Title: Energy drinks bounce back
Sub-title: This highly profitable category, which stumbled slightly during the recession, has returned to growth mode.
The economic recovery of the past several months is starting to put back purchasing power in the hands of Canadian consumers. This in turn has spurred a rebound in premium and higher-value products. One of the biggest winners from this trend has been convenience store energy drink sales.
According to data provided by Coca-Cola Bottling Company, after falling slightly during 2009, energy drink sales rose by 8.2 during the first three months of the year to March 27th. The turnaround has renewed convenience store owners’ interest in the category, which had shown explosive growth until the recession hit.
According to one industry insider, the prospect that growth will continue is forcing operators to reevaluate their merchandizing strategies. “Innovations are the key,” says Erika Tremblay, Director of Emerging Business at Coca-Cola Bottling Company. “Energy drinks now comprise fully 29% of all non-alcoholic beverage sales in convenience stores. Much of that progression has been driven by new market entrants.”
Came out of nowhere
Energy drinks, which are basically soft drinks that are advertised as boosting energy, have made astounding progress in the five or six years since the category burst on the scene in a big way. The energy in these drinks is said to derive from a choice of caffeine, vitamins and supplements that the various manufacturers include in them. By 2009, led by market leaders such as Red Bull, Monster, Rockstar, 5 Hour, AMP and Full Throttle, energy drink sales shot up to $239 million in Canada, including $157 million in convenience stores alone, which remain their primary distribution channel, accounting for two thirds of all sales.
The profits that these high margin drinks produce have brought the category a corresponding increase in respect says one industry professional. “When energy drinks first appeared, most stores only allocated on or two shelves to them,” says Gus Prokos vice-president (sales and marketing) at Xyience, which distributes the Xenergy drinks. “But their shelf space allocations quickly shot up to one, and now often two full doors.”
Profiting from the bounce back
That said, according to Prokos, the emergence of a slew of “Me Too” brands, by a wide variety of new players, has boosted significantly market competition. “We are advising retailers to concentrate their efforts on a few core brands that have visible competitive advantages,” says Prokos. Of course, since Xnergy, is the official drink of the Ultimate Fight Championships, Prokos’s advice isn’t altogether totally altruistic. Due to its special relationship Xenergy benefits from the UFC’s considerable marketing backing, such as the contests that it runs with select retailers, which feature prizes that provide winners with all expenses paid packages to watch UFC events.
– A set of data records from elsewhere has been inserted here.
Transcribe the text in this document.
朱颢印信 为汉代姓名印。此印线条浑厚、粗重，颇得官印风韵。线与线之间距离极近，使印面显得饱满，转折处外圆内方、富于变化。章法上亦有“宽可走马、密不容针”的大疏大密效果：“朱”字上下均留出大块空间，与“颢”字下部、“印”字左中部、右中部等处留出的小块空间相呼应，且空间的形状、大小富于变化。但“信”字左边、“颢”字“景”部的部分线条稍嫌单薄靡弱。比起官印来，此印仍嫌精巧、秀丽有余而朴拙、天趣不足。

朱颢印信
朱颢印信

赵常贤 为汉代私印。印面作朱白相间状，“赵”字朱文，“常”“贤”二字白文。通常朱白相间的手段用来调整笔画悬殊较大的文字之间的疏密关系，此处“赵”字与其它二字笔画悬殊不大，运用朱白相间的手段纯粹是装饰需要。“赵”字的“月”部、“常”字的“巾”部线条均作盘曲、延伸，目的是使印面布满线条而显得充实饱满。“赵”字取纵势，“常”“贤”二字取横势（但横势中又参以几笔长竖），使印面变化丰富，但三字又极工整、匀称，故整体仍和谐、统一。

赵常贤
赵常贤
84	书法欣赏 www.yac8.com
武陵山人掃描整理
Not surprisingly, Tremblay, agrees wholeheartedly. “The category has matured, with consumers increasingly being driven by brand recognition,” says Tremblay. “Coca-Cola’s combined energy drink portfolio, which includes Monster, Full Throttle and NOS is number one in market share, and number one in dollar sales. That means the marketing and advertising support that we bring provides convenience store owners considerable incentive to feature them prominently.”
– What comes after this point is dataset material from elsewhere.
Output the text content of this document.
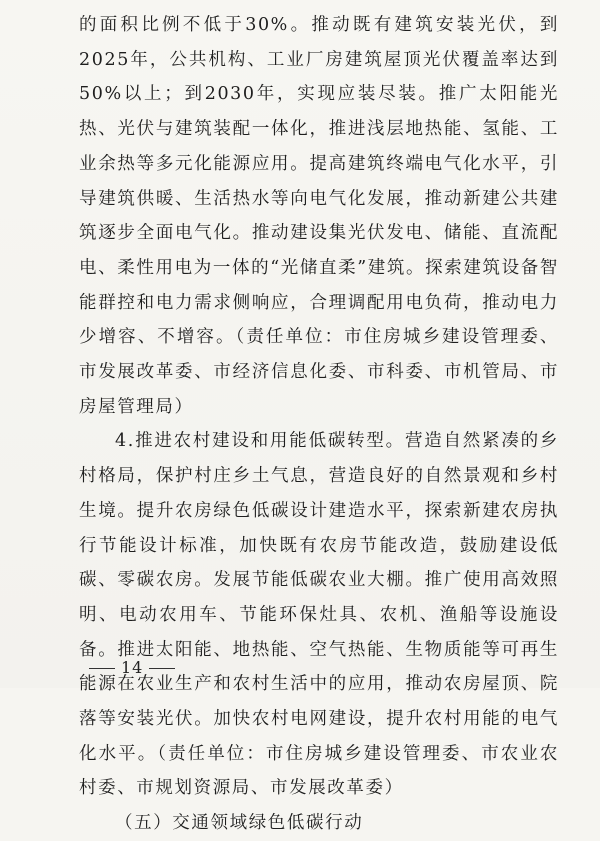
的面积比例不低于30%。推动既有建筑安装光伏，到2025年，公共机构、工业厂房建筑屋顶光伏覆盖率达到50%以上；到2030年，实现应装尽装。推广太阳能光热、光伏与建筑装配一体化，推进浅层地热能、氢能、工业余热等多元化能源应用。提高建筑终端电气化水平，引导建筑供暖、生活热水等向电气化发展，推动新建公共建筑逐步全面电气化。推动建设集光伏发电、储能、直流配电、柔性用电为一体的“光储直柔”建筑。探索建筑设备智能群控和电力需求侧响应，合理调配用电负荷，推动电力少增容、不增容。（责任单位：市住房城乡建设管理委、市发展改革委、市经济信息化委、市科委、市机管局、市房屋管理局）

4.推进农村建设和用能低碳转型。营造自然紧凑的乡村格局，保护村庄乡土气息，营造良好的自然景观和乡村生境。提升农房绿色低碳设计建造水平，探索新建农房执行节能设计标准，加快既有农房节能改造，鼓励建设低碳、零碳农房。发展节能低碳农业大棚。推广使用高效照明、电动农用车、节能环保灶具、农机、渔船等设施设备。推进太阳能、地热能、空气热能、生物质能等可再生能源在农业生产和农村生活中的应用，推动农房屋顶、院落等安装光伏。加快农村电网建设，提升农村用能的电气化水平。（责任单位：市住房城乡建设管理委、市农业农村委、市规划资源局、市发展改革委）

（五）交通领域绿色低碳行动

14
According to Prokos, as in most categories, effective merchandizing strategies are also very important in selling energy drinks. “The standard energy drink comes in a 473 ml. format and sells for between $2.99 and $3.29,” says Prokos. “However we are increasingly seeing retailers launch promotions such as two drinks for $5.00, and so on.”
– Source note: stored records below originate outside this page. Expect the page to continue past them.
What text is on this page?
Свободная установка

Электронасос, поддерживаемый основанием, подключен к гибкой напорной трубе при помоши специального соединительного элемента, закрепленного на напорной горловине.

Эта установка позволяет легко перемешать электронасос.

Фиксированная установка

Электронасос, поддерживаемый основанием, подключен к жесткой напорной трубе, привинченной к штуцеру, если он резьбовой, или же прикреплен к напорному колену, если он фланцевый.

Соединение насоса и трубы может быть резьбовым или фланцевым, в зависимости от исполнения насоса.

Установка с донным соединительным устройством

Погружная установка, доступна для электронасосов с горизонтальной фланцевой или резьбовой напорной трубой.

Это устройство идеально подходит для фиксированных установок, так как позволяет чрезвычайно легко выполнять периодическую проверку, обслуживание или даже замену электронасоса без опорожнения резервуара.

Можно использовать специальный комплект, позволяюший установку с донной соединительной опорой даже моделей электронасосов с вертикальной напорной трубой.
The big question right now is what the future holds for energy drinks. Coffee energy drink sales, which are growing by about 2 percent a year, remain an interesting opportunity at a time when Starbucks is on the ropes. Furthermore, diet drinks and new sizes are also expanding the various product lines.
“Prior to the recession, the category showed four years of explosive growth,” said Tremblay. “Right now, no one is predicting that we will return to those levels. However overall price increases, the introduction of the smaller “shots” format, and other innovations has clearly provided considerable momentum right now.”